WWF Country Director Mr. Simon Peter Weredwong

WWF Country Director Mr. Simon Peter Weredwong signing the commitment board (PHOTO/Courtesy).

Conservationists working with government of Uganda have signed a much sought-after biodiversity conservation commitments.

The signing, held in Kampala this month was presided over by Minister of State for Energy, Hon. Okasai Opolot who commended the efforts of World Wide Fund for Nature Uganda (WWF) championing the conservation drive.

Okasai assured sector players of Government support in the fight against biodiversity loss.

Preventing biodiversity loss is a government priority, he committed.

He also asked the rest of the stakeholders involved to implement the commitments made.

“We have degraded our environment to the level of to whom it may concern which is very dangerous. We need to look internally at ourselves. We have cut down our forests and destroyed water bodies. We need to find ways of ensuring conservation of biodiversity,” he said.
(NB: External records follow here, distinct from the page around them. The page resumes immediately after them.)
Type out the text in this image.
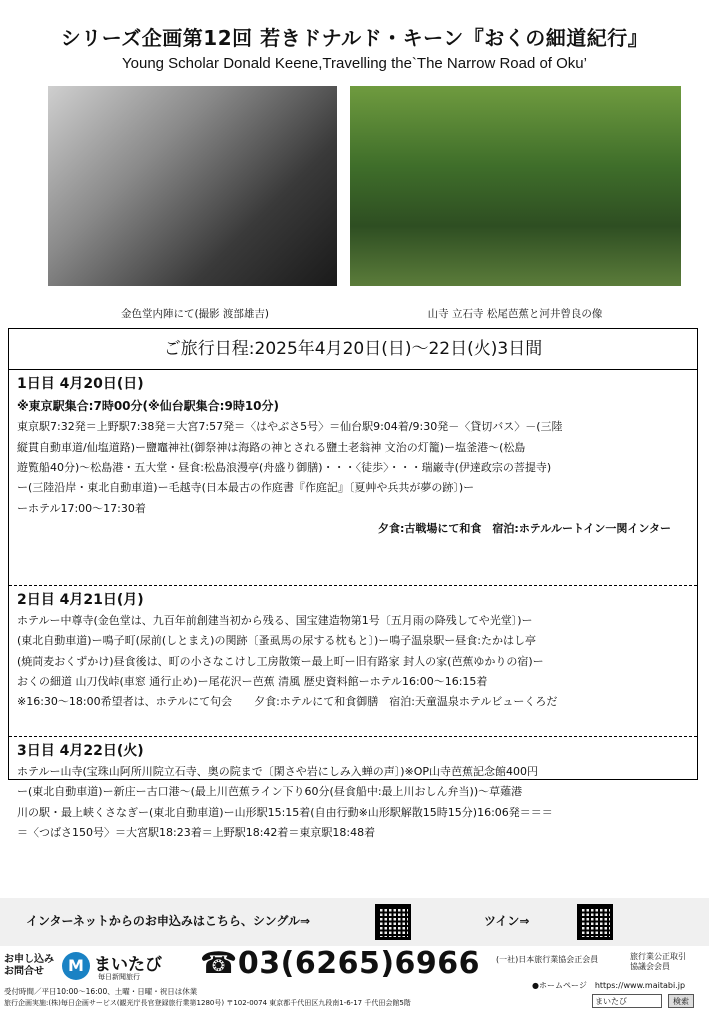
シリーズ企画第12回 若きドナルド・キーン『おくの細道紀行』
Young Scholar Donald Keene,Travelling the`The Narrow Road of Oku’
金色堂内陣にて(撮影 渡部雄吉)	山寺 立石寺 松尾芭蕉と河井曾良の像
ご旅行日程:2025年4月20日(日)〜22日(火)3日間
1日目 4月20日(日)
※東京駅集合:7時00分(※仙台駅集合:9時10分)
東京駅7:32発＝上野駅7:38発＝大宮7:57発＝〈はやぶさ5号〉＝仙台駅9:04着/9:30発－〈貸切バス〉－(三陸
縦貫自動車道/仙塩道路)ー鹽竈神社(御祭神は海路の神とされる鹽土老翁神 文治の灯籠)ー塩釜港〜(松島
遊覧船40分)〜松島港・五大堂・昼食:松島浪漫亭(舟盛り御膳)・・・〈徒歩〉・・・瑞巌寺(伊達政宗の菩提寺)
ー(三陸沿岸・東北自動車道)ー毛越寺(日本最古の作庭書『作庭記』〔夏艸や兵共が夢の跡〕)ー
ーホテル17:00〜17:30着
夕食:古戦場にて和食　宿泊:ホテルルートイン一関インター
2日目 4月21日(月)
ホテルー中尊寺(金色堂は、九百年前創建当初から残る、国宝建造物第1号〔五月雨の降残してや光堂〕)ー
(東北自動車道)ー鳴子町(尿前(しとまえ)の関跡〔蚤虱馬の尿する枕もと〕)ー鳴子温泉駅ー昼食:たかはし亭
(焼茼麦おくずかけ)昼食後は、町の小さなこけし工房散策ー最上町ー旧有路家 封人の家(芭蕉ゆかりの宿)ー
おくの細道 山刀伐峠(車窓 通行止め)ー尾花沢ー芭蕉 清風 歴史資料館ーホテル16:00〜16:15着
※16:30〜18:00希望者は、ホテルにて句会　　夕食:ホテルにて和食御膳　宿泊:天童温泉ホテルビューくろだ
3日目 4月22日(火)
ホテルー山寺(宝珠山阿所川院立石寺、奥の院まで〔閑さや岩にしみ入蝉の声〕)※OP山寺芭蕉記念館400円
ー(東北自動車道)ー新庄ー古口港〜(最上川芭蕉ライン下り60分(昼食船中:最上川おしん弁当))〜草薙港
川の駅・最上峡くさなぎー(東北自動車道)ー山形駅15:15着(自由行動※山形駅解散15時15分)16:06発＝＝＝
＝〈つばさ150号〉＝大宮駅18:23着＝上野駅18:42着＝東京駅18:48着
インターネットからのお申込みはこちら、シングル⇒	ツイン⇒
お申し込み
お問合せ	M まいたび
毎日新聞旅行 ☎03(6265)6966 (一社)日本旅行業協会正会員	旅行業公正取引
協議会会員
●ホームページ　https://www.maitabi.jp
受付時間／平日10:00〜16:00、土曜・日曜・祝日は休業
旅行企画実施:(株)毎日企画サービス(観光庁長官登録旅行業第1280号) 〒102-0074 東京都千代田区九段南1-6-17 千代田会館5階	まいたび	検索
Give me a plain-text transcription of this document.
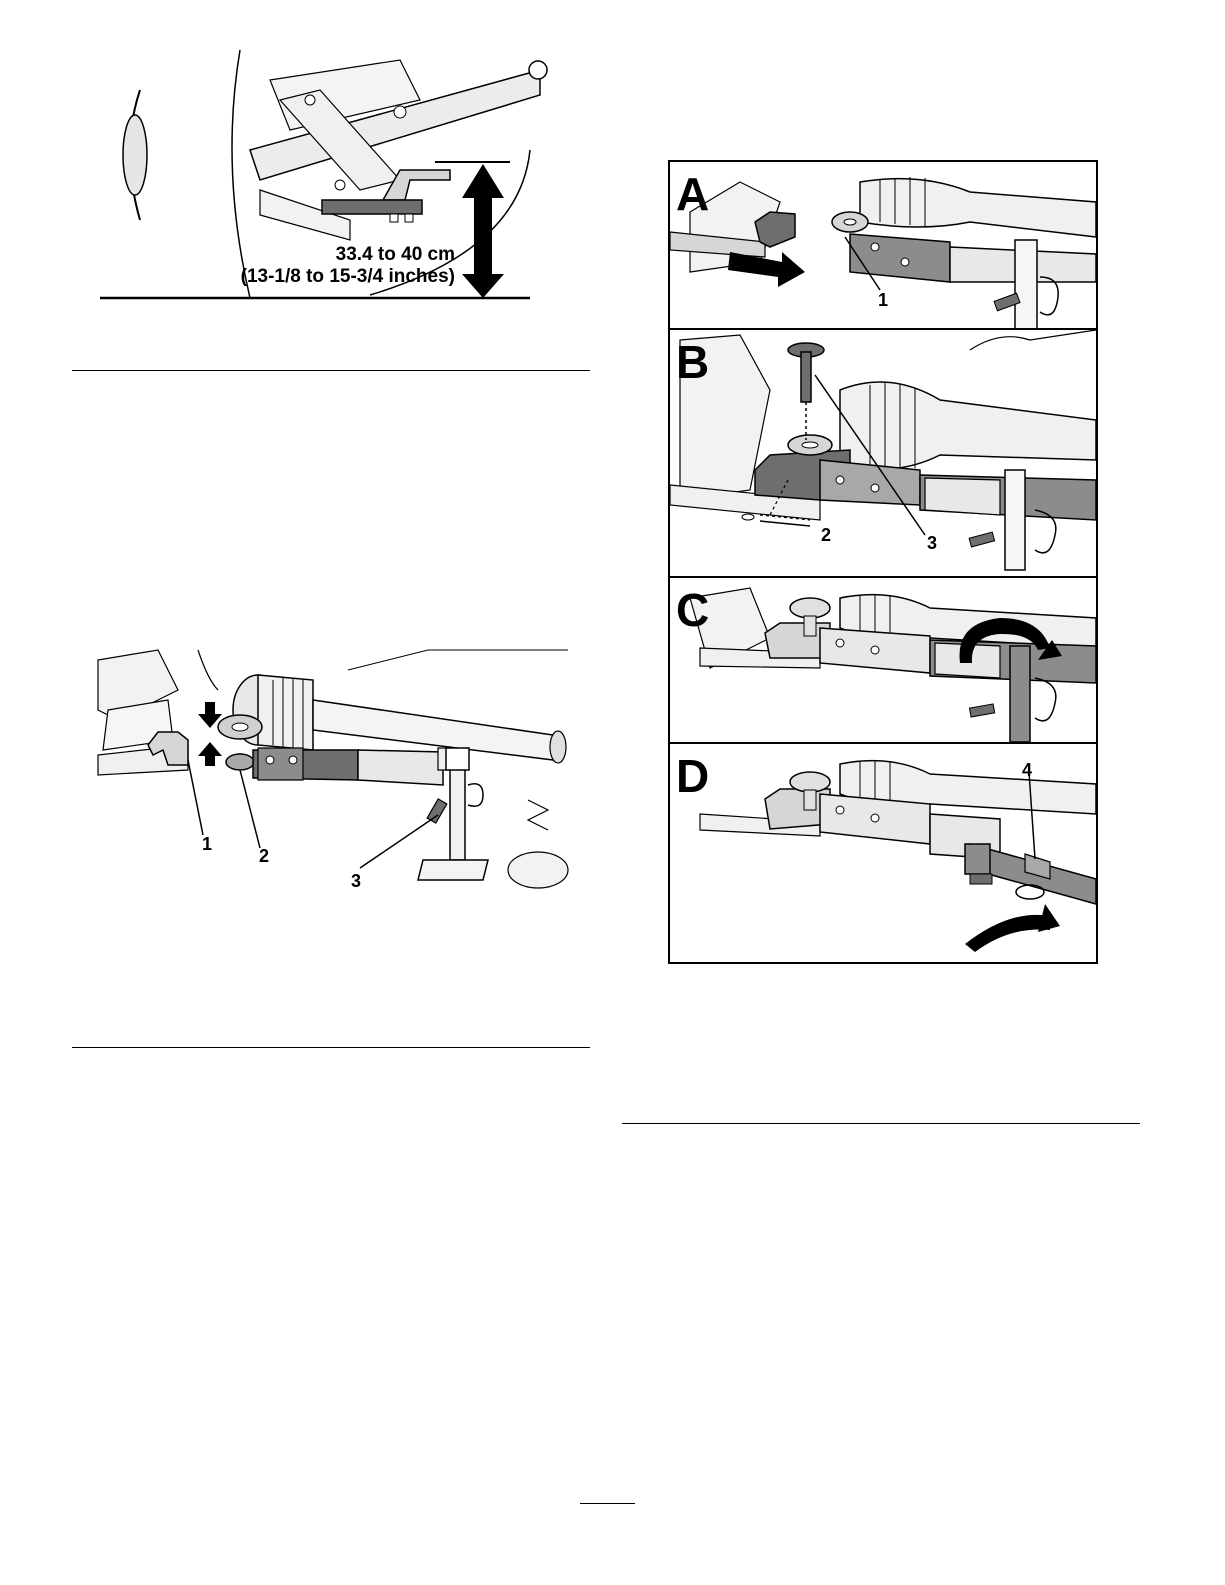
33.4 to 40 cm
(13-1/8 to 15-3/4 inches)
1
2
3
A
1
B
2	3
C
D	4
WWF Country Director Mr. Simon Peter Weredwong, called upon the Government of Uganda to prioritise biodiversity in order to protect the environment.

“The commitments being made by different stakeholders are helping us strengthen action towards biodiversity conservation. It is also going to help strengthen local linkages within existing and on-going efforts and it is helping us build momentum for more engagements for biodiversity sustainability. The world is now seeing us from a different perspective,” Mr. Weredwong said.
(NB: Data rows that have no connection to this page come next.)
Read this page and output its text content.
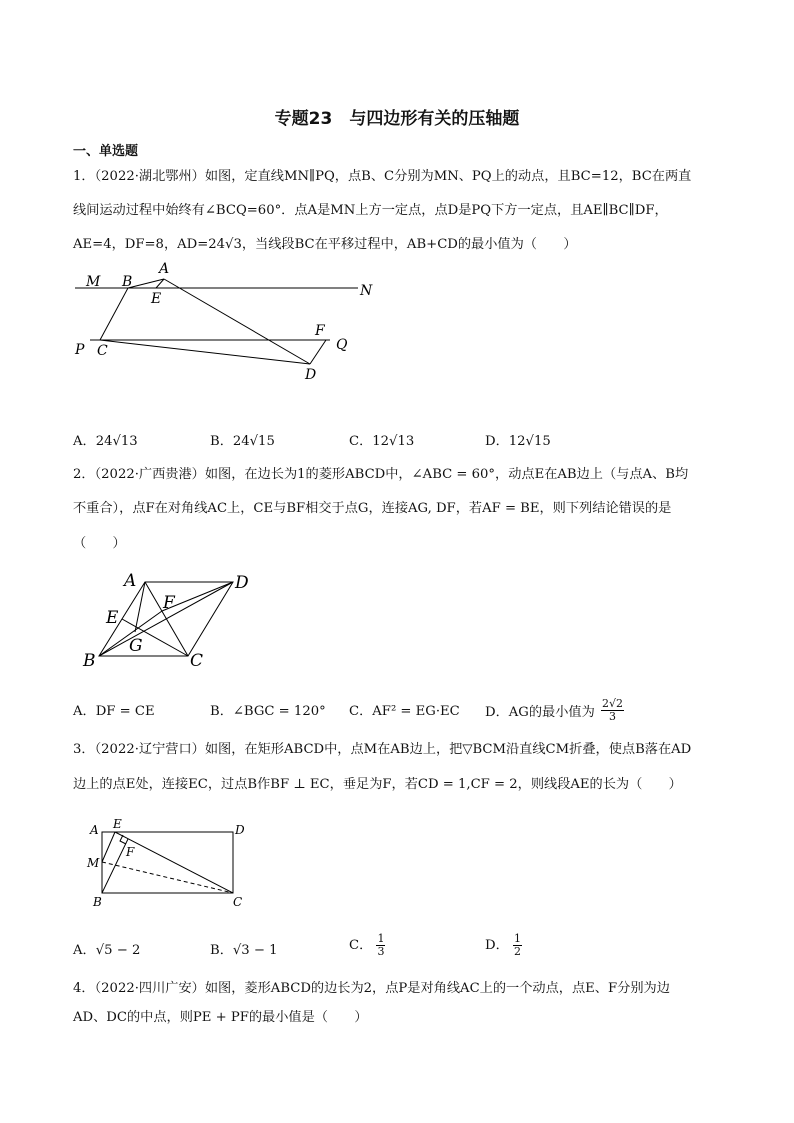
专题23　与四边形有关的压轴题
一、单选题
1．（2022·湖北鄂州）如图，定直线MN∥PQ，点B、C分别为MN、PQ上的动点，且BC=12，BC在两直
线间运动过程中始终有∠BCQ=60°．点A是MN上方一定点，点D是PQ下方一定点，且AE∥BC∥DF，
AE=4，DF=8，AD=24√3，当线段BC在平移过程中，AB+CD的最小值为（　　）
M B
A
E	N
F
P C	Q
D
A．24√13	B．24√15	C．12√13	D．12√15
2．（2022·广西贵港）如图，在边长为1的菱形ABCD中，∠ABC = 60°，动点E在AB边上（与点A、B均
不重合），点F在对角线AC上，CE与BF相交于点G，连接AG, DF，若AF = BE，则下列结论错误的是
（　　）
A	D
E
F
G
B	C
A．DF = CE	B．∠BGC = 120° C．AF² = EG·EC D．AG的最小值为 $\frac{2√2}{3}$
3．（2022·辽宁营口）如图，在矩形ABCD中，点M在AB边上，把▽BCM沿直线CM折叠，使点B落在AD
边上的点E处，连接EC，过点B作BF ⊥ EC，垂足为F，若CD = 1,CF = 2，则线段AE的长为（　　）
A E	D
M
F
B	C
A．√5 − 2	B．√3 − 1	C． $\frac{1}{3}$	D． $\frac{1}{2}$
4．（2022·四川广安）如图，菱形ABCD的边长为2，点P是对角线AC上的一个动点，点E、F分别为边
AD、DC的中点，则PE + PF的最小值是（　　）
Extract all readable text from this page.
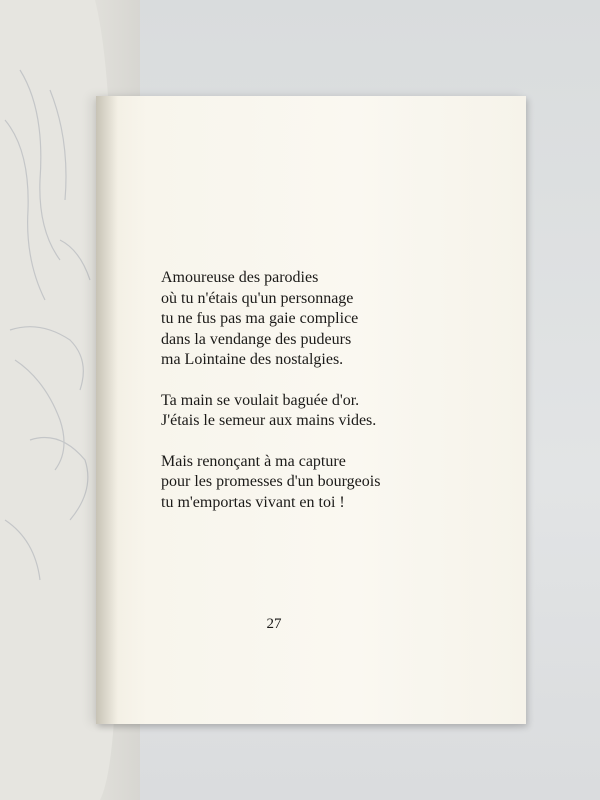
Amoureuse des parodies
où tu n'étais qu'un personnage
tu ne fus pas ma gaie complice
dans la vendange des pudeurs
ma Lointaine des nostalgies.
Ta main se voulait baguée d'or.
J'étais le semeur aux mains vides.
Mais renonçant à ma capture
pour les promesses d'un bourgeois
tu m'emportas vivant en toi !
27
He also said that if Uganda as a country chose to do nothing about conservation of biodiversity, “then we may be choosing to give way to our biodiversity to go to extinction and yet life without biodiversity is impossible, biodiversity is everything to us in terms of life. Therefore we need to commit to conserving it for our own benefit and for future generations.”
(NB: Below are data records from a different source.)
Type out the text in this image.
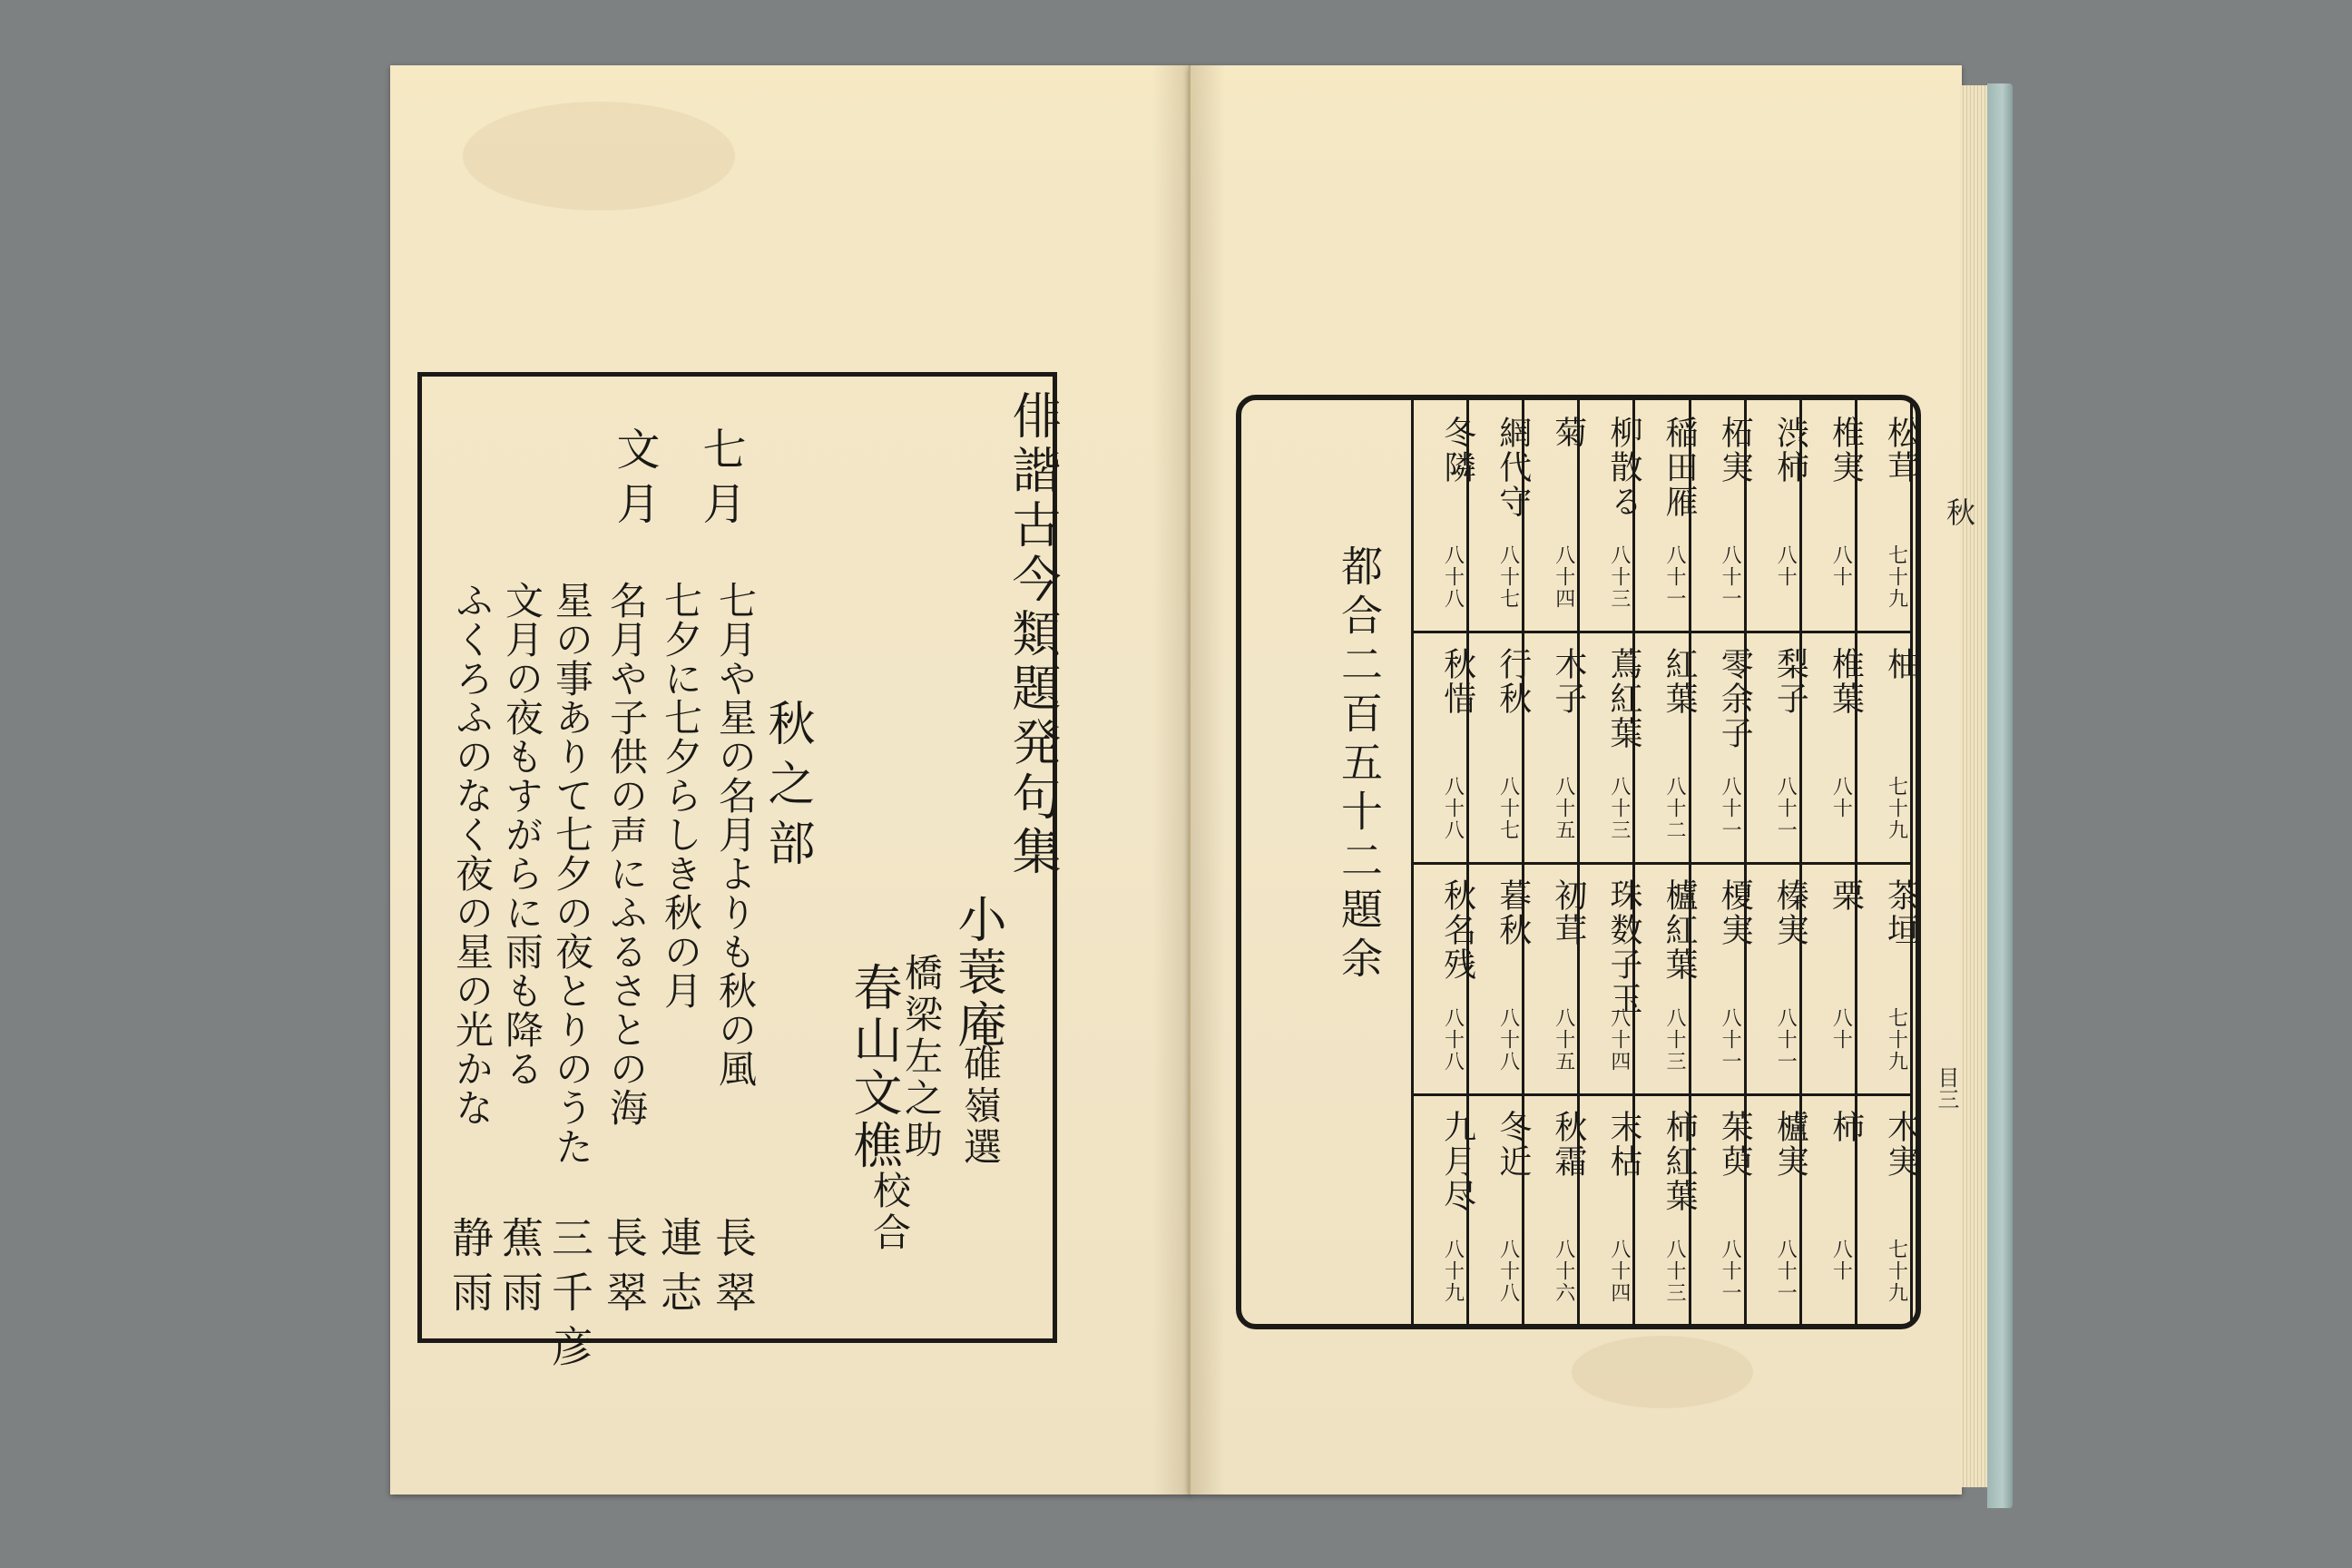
俳諧古今類題発句集
小蓑庵
碓嶺選
橋梁左之助
春山文樵
校合
秋之部
七月
文月
七月や星の名月よりも秋の風
長翠
七夕に七夕らしき秋の月
連志
名月や子供の声にふるさとの海
長翠
星の事ありて七夕の夜とりのうた
三千彦
文月の夜もすがらに雨も降る
蕉雨
ふくろふのなく夜の星の光かな
静雨
秋
目三
都合二百五十二題余
松茸
七十九
柚
七十九
茶垣
七十九
木実
七十九
椎実
八十
椎葉
八十
栗
八十
柿
八十
渋柿
八十
梨子
八十一
榛実
八十一
櫨実
八十一
柘実
八十一
零余子
八十一
榎実
八十一
茱萸
八十一
稲田雁
八十一
紅葉
八十二
櫨紅葉
八十三
柿紅葉
八十三
柳散る
八十三
蔦紅葉
八十三
珠数子玉
八十四
末枯
八十四
菊
八十四
木子
八十五
初茸
八十五
秋霜
八十六
網代守
八十七
行秋
八十七
暮秋
八十八
冬近
八十八
冬隣
八十八
秋惜
八十八
秋名残
八十八
九月尽
八十九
Looking at the commitments is strengthening local level actions and responsibility for conservation.

Agriculture and energy sector development have contributed the most to destruction of biodiversity according to Dr. Robert Nabanyumya, consultant sustainable land management.

Therefore some commitments include: restoration of degraded habitats and planning for indigenous trees particularly agroforestry and the promotion sustainable of land management practices among smallholder farmers.

He added that in the energy sector, we should look at establishing wood energy plantations, promote and incentivise use of alternative energy sources, promoting and installing efficient cook stoves and equipment such as pressure cookers

How does biodiversity conservation benefit humans?

According to a 2019 report by the Organisation for Economic Co-operation and Development, biodiversity serves humans through ecosystem benefits like crop pollination, water purification, flood protection, and carbon sequestration.

In addition, the existence of our planet’s countless varied species in their natural habitats helps humans survive and thrive.

However, the planet is facing a severe biodiversity loss crisis unseen in human history.

This crisis, in turn, threatens food security, livelihoods, economic equality, and human health.

A 2019 UN report found that roughly one million plant and animal species are currently threatened with extinction. The report also states that about 75 percent of the land-based environment and 66 percent of the marine environment has been “significantly altered” by humans; 23 percent of the global land surface has reduced productivity from land degradation. In addition, between 100 and 300 million people are at a higher risk of hurricanes and floods due to coastal habitat loss.